Checked basic/rt-multi-1/report.txt
- these look like the storing too many digits mentioned above...
FAILURE
Diff for ff.0:
8,16c8,16
< 6 726.794919 0.000000
< 7 726.794919 0.000000
< 8 726.794919 0.000000
< 9 726.794919 0.000000
< 10 726.794919 0.000000
< 11 726.794919 0.000000
< 12 726.794919 0.000000
< 13 726.794919 0.000000
< 14 726.794919 0.000000
---
> 6 726.794919 0.000000
> 7 726.794919 0.000000
> 8 726.794919 0.000000
> 9 726.794919 0.000000
> 10 726.794919 0.000000
> 11 726.794919 0.000000
> 12 726.794919 0.000000
> 13 726.794919 0.000000
> 14 726.794919 0.000000
The other tests are either single decimal differences or appear the same as the above.
isdb/rt-jcouplings-mi/report.txt
has a sign flip.
Diff for force.new:
473c473
< 0.012000 66 0.0018309683
---
> 0.012000 66 0.0018309682
476c476
< 0.012000 69 -0.0018309683
---
> 0.012000 69 -0.0018309682
fp-model strict
: only one error left.
+ ERROR in test isdb/rt-emmi/
+ check file isdb/rt-emmi/report.txt for more information
+++++++++++++++++++++++++++++++++++++++++++++++++++++
+ Final report:
+ 279 tests performed, 128 tests not applicable
+ 1 errors found
all are last digit until it ends with
1813,1815c1813,1815
< 0.000000 1811 374.7142 374.7253
< 0.000000 1812 433.4478 433.4106
< 0.000000 1813 1873.6269 1873.5840
---
> 0.000000 1811 374.7142 374.7192
> 0.000000 1812 433.4478 433.3984
> 0.000000 1813 1873.6269 1873.5901
plumed 2.4.1 installs:
Tell you what, the results are consistent across machines, even from the old Legion node.

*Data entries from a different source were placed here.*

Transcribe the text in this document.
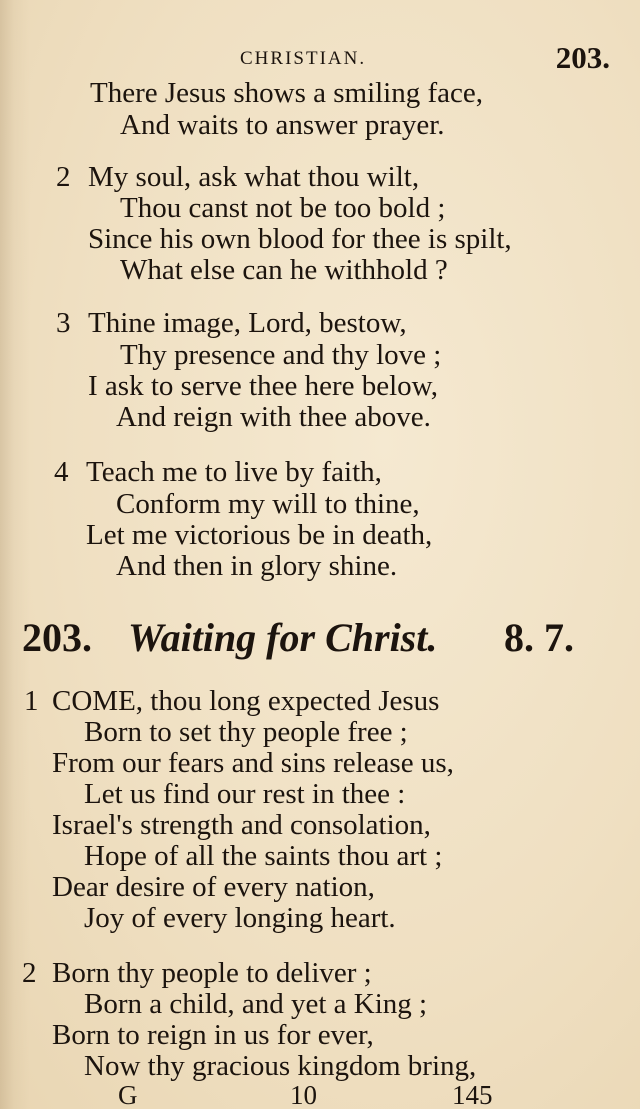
CHRISTIAN.	203.
There Jesus shows a smiling face,
And waits to answer prayer.
2 My soul, ask what thou wilt,
Thou canst not be too bold ;
Since his own blood for thee is spilt,
What else can he withhold ?
3 Thine image, Lord, bestow,
Thy presence and thy love ;
I ask to serve thee here below,
And reign with thee above.
4 Teach me to live by faith,
Conform my will to thine,
Let me victorious be in death,
And then in glory shine.
203. Waiting for Christ. 8. 7.
1 COME, thou long expected Jesus
Born to set thy people free ;
From our fears and sins release us,
Let us find our rest in thee :
Israel's strength and consolation,
Hope of all the saints thou art ;
Dear desire of every nation,
Joy of every longing heart.
2 Born thy people to deliver ;
Born a child, and yet a King ;
Born to reign in us for ever,
Now thy gracious kingdom bring,
G	10	145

When it comes to GROMACS, 2018.1 was released March 21 and there isn't a patch for it in a release of PLUMED yet (there is in github master, alongside the patch for 2016.5).
It may make sense to wait until after Easter for this one, and either patch 2018.1 or if there is no new plumed release, then patch 2016.4.
No new plumed, so building gromacs 2016.4 patched with plumed 2.4.1 (containing hrex).
module unload compilers mpi
module load compilers/intel/2017/update4
module load mpi/intel/2017/update3/intel
module load libmatheval
module load flex
module load openblas/0.2.14/intel-2015-update2
module load plumed/2.4.1/intel-2017-update4
module load gromacs/2016.4/plumed/intel-2017
Running gmx_mpi_d mdrun -h
shows at the bottom:
Other options:
-deffnm <string>
Set the default filename for all file options
...
-[no]hrex (no)
Enable hamiltonian replica exchange
Informed IN:02912232 and 02766079.
A user has requested an install of the new version of PLUMED (2.4.0) and a new version of GROMACS (2016.4) on Legion, Grace, Thomas.